When I got my tattoo on my back last summer, I truly didn’t think it would be so meaningful to me today. Which looking back is crazy, I have this tattoo for the rest of my life!!!! Anyways, I was on the way into the city with a girlfriend and we decided to get tattoos and so we started pinteresting and I found a quote saying “strength is what we gain from the madness we survive“. At that point I thought I had lived through my madness and it was done, so in my mind I was like how cute and perfectly fitting. Little did I know that the madness had only begun.
Today I have a big change thrown at me. I am starting in a new workplace for the time being. I am feeling like a bit of a failure as I know I can not return to my regular role because I am not ready to potentially face triggers everyday yet. So in my failure I am choosing to be resilient; knowing I am the only one who is able to assume the responsibility of picking myself up. Today I am accepting any change that may happen to me and I know I can choose to spend the same amount of energy being miserable or making myself strong!

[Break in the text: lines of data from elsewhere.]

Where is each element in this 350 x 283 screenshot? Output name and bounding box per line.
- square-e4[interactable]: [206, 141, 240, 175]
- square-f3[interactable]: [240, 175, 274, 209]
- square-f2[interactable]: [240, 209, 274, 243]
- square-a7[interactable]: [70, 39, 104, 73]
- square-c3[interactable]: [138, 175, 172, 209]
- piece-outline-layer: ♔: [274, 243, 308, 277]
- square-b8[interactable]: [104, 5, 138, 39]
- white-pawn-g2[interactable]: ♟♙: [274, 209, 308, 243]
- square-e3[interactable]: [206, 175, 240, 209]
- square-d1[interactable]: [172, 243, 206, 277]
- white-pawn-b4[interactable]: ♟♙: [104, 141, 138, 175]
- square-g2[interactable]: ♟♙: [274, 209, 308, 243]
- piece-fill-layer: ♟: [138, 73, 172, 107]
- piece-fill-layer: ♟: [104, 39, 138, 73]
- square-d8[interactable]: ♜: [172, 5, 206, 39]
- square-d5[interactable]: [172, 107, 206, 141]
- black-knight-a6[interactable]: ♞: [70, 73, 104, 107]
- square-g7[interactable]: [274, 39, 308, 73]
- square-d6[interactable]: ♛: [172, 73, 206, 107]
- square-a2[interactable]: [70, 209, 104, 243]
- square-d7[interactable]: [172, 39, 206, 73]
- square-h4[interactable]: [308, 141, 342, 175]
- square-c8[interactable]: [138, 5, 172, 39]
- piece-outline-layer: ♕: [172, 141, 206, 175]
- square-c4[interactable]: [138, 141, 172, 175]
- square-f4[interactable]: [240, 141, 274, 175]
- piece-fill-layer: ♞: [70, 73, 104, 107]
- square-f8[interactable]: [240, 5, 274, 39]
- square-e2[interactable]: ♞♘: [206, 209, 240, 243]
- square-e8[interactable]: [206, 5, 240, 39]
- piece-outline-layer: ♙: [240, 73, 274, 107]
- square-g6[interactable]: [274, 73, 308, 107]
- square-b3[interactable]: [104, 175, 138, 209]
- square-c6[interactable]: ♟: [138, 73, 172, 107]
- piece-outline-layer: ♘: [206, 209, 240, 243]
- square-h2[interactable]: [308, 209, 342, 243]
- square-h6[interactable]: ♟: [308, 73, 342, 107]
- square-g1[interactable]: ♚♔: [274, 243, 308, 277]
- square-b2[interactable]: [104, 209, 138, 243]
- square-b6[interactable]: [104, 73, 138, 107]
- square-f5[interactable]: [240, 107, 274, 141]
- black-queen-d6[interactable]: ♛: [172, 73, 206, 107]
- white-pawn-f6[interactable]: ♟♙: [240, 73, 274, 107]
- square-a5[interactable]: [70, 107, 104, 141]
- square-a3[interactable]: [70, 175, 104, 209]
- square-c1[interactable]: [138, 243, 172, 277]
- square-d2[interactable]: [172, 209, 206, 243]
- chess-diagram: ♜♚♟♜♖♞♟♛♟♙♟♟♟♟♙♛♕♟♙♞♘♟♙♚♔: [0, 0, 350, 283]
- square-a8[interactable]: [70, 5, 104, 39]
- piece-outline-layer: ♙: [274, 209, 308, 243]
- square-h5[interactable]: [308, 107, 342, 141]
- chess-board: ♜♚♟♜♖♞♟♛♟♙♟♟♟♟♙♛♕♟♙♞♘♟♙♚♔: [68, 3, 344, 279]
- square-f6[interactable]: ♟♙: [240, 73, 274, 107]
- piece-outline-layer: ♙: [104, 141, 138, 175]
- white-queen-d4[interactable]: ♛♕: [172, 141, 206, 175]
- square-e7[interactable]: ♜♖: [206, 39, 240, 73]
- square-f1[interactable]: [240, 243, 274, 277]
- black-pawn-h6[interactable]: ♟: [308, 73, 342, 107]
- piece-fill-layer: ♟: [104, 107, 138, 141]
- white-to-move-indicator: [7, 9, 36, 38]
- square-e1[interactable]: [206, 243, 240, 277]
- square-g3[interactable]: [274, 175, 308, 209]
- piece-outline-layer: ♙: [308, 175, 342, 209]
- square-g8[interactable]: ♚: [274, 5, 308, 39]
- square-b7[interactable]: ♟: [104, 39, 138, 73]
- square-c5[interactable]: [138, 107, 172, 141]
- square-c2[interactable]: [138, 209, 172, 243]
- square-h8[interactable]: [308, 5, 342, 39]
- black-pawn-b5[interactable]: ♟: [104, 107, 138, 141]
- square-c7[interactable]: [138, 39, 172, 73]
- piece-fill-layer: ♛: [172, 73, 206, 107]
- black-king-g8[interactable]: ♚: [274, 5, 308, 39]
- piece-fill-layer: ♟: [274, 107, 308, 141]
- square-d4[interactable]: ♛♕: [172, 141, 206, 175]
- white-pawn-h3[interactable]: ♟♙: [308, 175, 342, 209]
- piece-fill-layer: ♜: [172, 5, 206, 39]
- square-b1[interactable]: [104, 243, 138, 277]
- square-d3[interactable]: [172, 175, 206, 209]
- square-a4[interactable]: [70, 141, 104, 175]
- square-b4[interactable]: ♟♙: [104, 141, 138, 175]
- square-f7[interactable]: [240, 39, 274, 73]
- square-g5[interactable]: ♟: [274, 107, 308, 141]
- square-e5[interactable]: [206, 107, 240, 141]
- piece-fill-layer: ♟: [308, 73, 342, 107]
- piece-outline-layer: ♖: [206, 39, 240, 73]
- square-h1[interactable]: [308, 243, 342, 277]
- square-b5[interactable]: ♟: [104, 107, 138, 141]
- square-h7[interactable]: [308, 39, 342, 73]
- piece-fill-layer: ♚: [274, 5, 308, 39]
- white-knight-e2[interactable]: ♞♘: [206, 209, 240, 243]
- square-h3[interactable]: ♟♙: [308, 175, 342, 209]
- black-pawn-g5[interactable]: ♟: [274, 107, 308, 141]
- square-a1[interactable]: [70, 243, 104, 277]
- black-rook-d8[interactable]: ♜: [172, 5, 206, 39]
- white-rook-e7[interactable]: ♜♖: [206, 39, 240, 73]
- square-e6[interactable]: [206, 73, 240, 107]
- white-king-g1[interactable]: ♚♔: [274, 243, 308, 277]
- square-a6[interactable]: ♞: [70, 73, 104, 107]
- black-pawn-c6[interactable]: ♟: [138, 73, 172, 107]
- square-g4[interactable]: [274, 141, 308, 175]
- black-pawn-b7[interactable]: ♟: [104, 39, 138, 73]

I am not what happened to me, I am what I choose to become. So I choose to pick myself up and rebuild in a way that makes broken look beautiful. I choose strength. I find it ironic that my name means “strong one”, I never really thought I was strong and as everyday goes by I realize I am not, but I continue to choose strength and I continue to persevere and be resilient. So for today, strength means accepting change and accepting that it’s ok to feel pain, I am a survivor after all.